Kleeman’s writing is sharp. It’s clinical. She describes a character eating an orange with the same detached precision a coroner might use for an autopsy. It makes the mundane feel alien.
Is This Book for You?
Look, this isn't a "beach read." It’s slow. It’s repetitive in parts. Some people find the characters too "cardboard," but that’s kind of the point. They are ciphers.

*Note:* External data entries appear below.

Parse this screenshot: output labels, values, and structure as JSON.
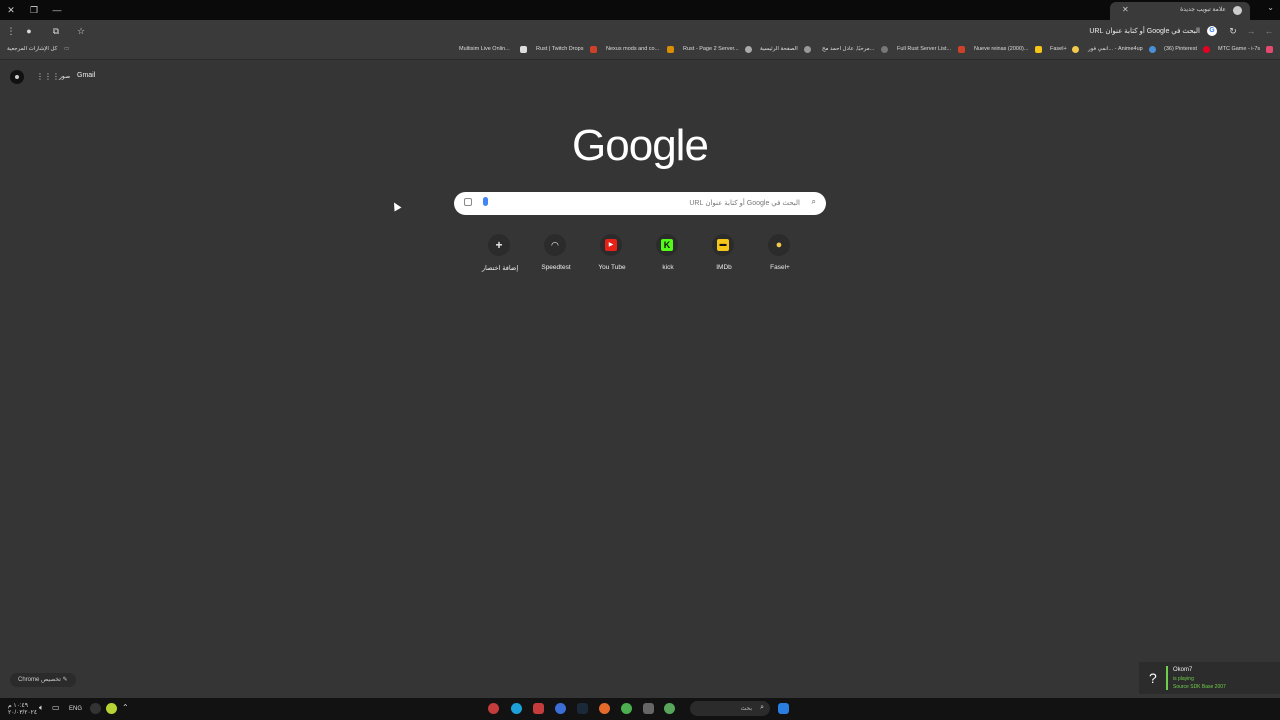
{
  "tab": {
    "title": "علامة تبويب جديدة"
  },
  "omnibox": {
    "text": "البحث في Google أو كتابة عنوان URL"
  },
  "bookmarks": {
    "all_bookmarks": "كل الإشارات المرجعية",
    "items": [
      {
        "label": "MTC Game - i-7s",
        "color": "#e34a6f"
      },
      {
        "label": "(36) Pinterest",
        "color": "#e60023"
      },
      {
        "label": "انمي فور... - Anime4up",
        "color": "#4a90d9"
      },
      {
        "label": "Fasel+",
        "color": "#f2c94c"
      },
      {
        "label": "Nueve reinas (2000)...",
        "color": "#f5c518"
      },
      {
        "label": "Full Rust Server List...",
        "color": "#cd412b"
      },
      {
        "label": "مرحبًا, عادل احمد مح...",
        "color": "#777777"
      },
      {
        "label": "الصفحة الرئيسية",
        "color": "#999999"
      },
      {
        "label": "Rust - Page 2 Server...",
        "color": "#aaaaaa"
      },
      {
        "label": "Nexus mods and co...",
        "color": "#d98e04"
      },
      {
        "label": "Rust | Twitch Drops",
        "color": "#cd412b"
      },
      {
        "label": "Multisim Live Onlin...",
        "color": "#dddddd"
      }
    ]
  },
  "header": {
    "gmail": "Gmail",
    "images": "صور"
  },
  "logo": "Google",
  "search": {
    "placeholder": "البحث في Google أو كتابة عنوان URL"
  },
  "shortcuts": [
    {
      "label": "إضافة اختصار",
      "icon": "plus-icon",
      "glyph": "+",
      "color": "#eeeeee",
      "bg": "transparent"
    },
    {
      "label": "Speedtest",
      "icon": "speedtest-icon",
      "glyph": "◠",
      "color": "#ffffff",
      "bg": "transparent"
    },
    {
      "label": "You Tube",
      "icon": "youtube-icon",
      "glyph": "▶",
      "color": "#ffffff",
      "bg": "#e62117"
    },
    {
      "label": "kick",
      "icon": "kick-icon",
      "glyph": "K",
      "color": "#111111",
      "bg": "#53fc18"
    },
    {
      "label": "IMDb",
      "icon": "imdb-icon",
      "glyph": "▬",
      "color": "#111111",
      "bg": "#f5c518"
    },
    {
      "label": "Fasel+",
      "icon": "fasel-icon",
      "glyph": "●",
      "color": "#f2c94c",
      "bg": "transparent"
    }
  ],
  "customize": {
    "label": "تخصيص Chrome"
  },
  "overlay": {
    "name": "Okom7",
    "status": "is playing",
    "game": "Source SDK Base 2007"
  },
  "taskbar": {
    "search": "بحث",
    "lang": "ENG",
    "time": "١٠:٤٩ م",
    "date": "٢٠/٠٣/٢٠٢٤"
  }
}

They are the placeholders for our own insecurities.
If you like the "unreliable narrator" vibes of Ottessa Moshfegh or the social critiques of Don DeLillo, you’ll probably love this. If you want a plot with a clear "happily ever after," you should probably stay away from Wally’s.
Actionable Takeaways for the Existentially Curious
If the themes of this novel resonate with you, here are a few ways to engage with the world more mindfully (and avoid joining a sheet-wearing cult):
- Audit Your "Influences": Notice how many of your daily desires are actually your own versus things suggested by a Kandy Kat-style algorithm.
- Observe the Architecture of Consumption: Next time you're in a grocery store, look at the layout. Is it designed for your convenience or to keep you wandering?
- Read Kleeman’s Other Work: If you finish this and need more, check out Something New Under the Sun. It deals with climate change and "fake water" in a similarly surreal way.
Alexandra Kleeman didn't just write a book about body image. She wrote a map of the modern psyche. It’s a world where we’re all hungry, but we’ve forgotten what real food tastes like.
To truly understand the impact of the novel, you might want to look into the history of the Charles Atlas ads that inspired the title. Those old "insult that made a man out of Mac" comics are the direct ancestors of the body-shaming algorithms we live with today. Comparing the two reveals just how little has actually changed in the way we're sold our own reflections.